大きく、4つの点が挙げられます。
(1) 相続とは、亡くなった人(被相続人)が所有していたすべての財産(債務も含む )を受け継ぐことをいいますが、相続によるトラブルの中で最も多いのが、相続財産をいかに分けるかという点です。
遺言には、それを作成することにより故人(遺言者)の意思が尊重され、相続人の財産争いを防止する役目があります。

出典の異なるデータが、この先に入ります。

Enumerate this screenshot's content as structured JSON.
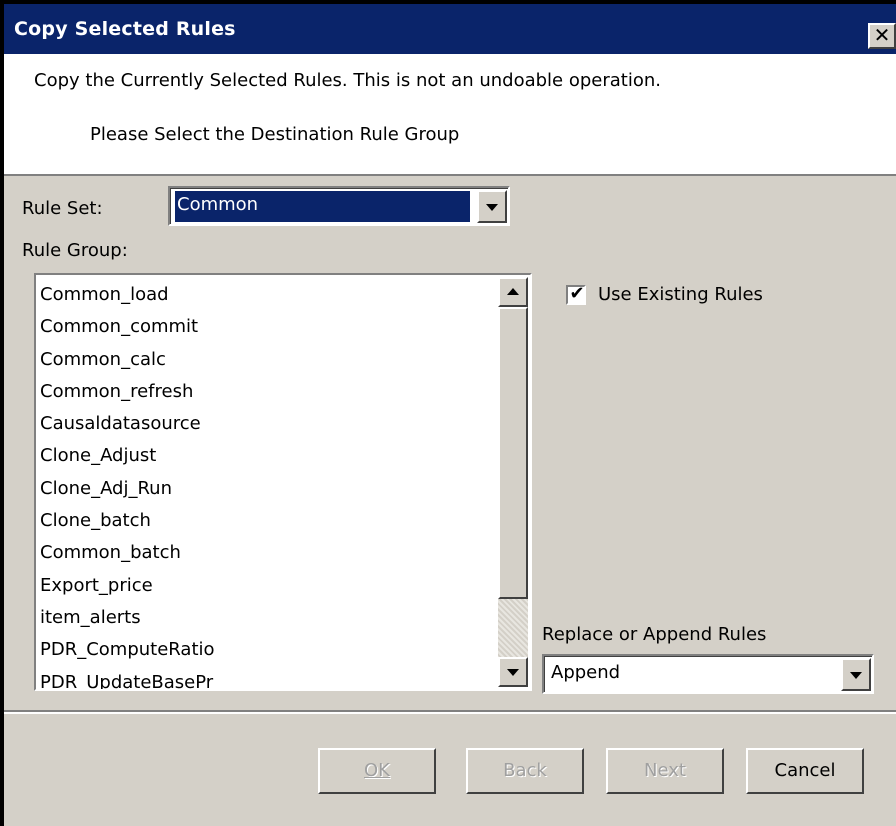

(2) 相続に関して、民法所定の相続分に優先します。すなわち、その法定相続分を修正することができます。
(3) 以下の場面では、遺言を行なうメリットが大きいです
◆遺言書を作成することに、特に意味がある場合(前半)
以下の場合にカーソルを合わせて、クリックしてみてください。
1)夫婦間に子供がいない場合
2)息子の妻(嫁)に財産を贈りたい場合
3)先祖代々の家業(例、農業資産)を特定の子に受け継がせたい場合
4)相続人の中にどうしても相続させたくない人がいる場合
◆遺言書を作成することに、特に意味がある場合(後半)
(現在、わかりやすい説明文を作成中です)
5)内縁の妻に財産を贈りたい場合
6)相続人が全くいない場合
7)先妻の子と後妻がいる場合
8)相続権のない親族・知人や公益団体に財産を贈りたい場合
(4) 相続財産だけでなく、認知、相続人の廃除などの法定事項について、死後に実現することができます。
(注)
※ 相続人の廃除:相続人が被相続人を虐待したり、重大な侮辱を加えたり、その他いちじるしい非行があった場合、被相続人の意思で相続人の廃除をすることができる制度。
例えば父親の財産を非行の長男に相続させないようにする制度です。
※ 相続人の廃除は、家庭裁判所での手続きが必要となります。
そして、相続人の廃除は、相続を受けるべき立場にある相続人から、その立場・地位を奪うという制度ですので、家庭裁判所での廃除事由に該当することの立証は相当困難なものとなります。すなわち、生前から証拠を集めておいて、それを遺言執行者に託しておく等のことをしておかないと、なかなか裁判所では排除を認めてもらえません。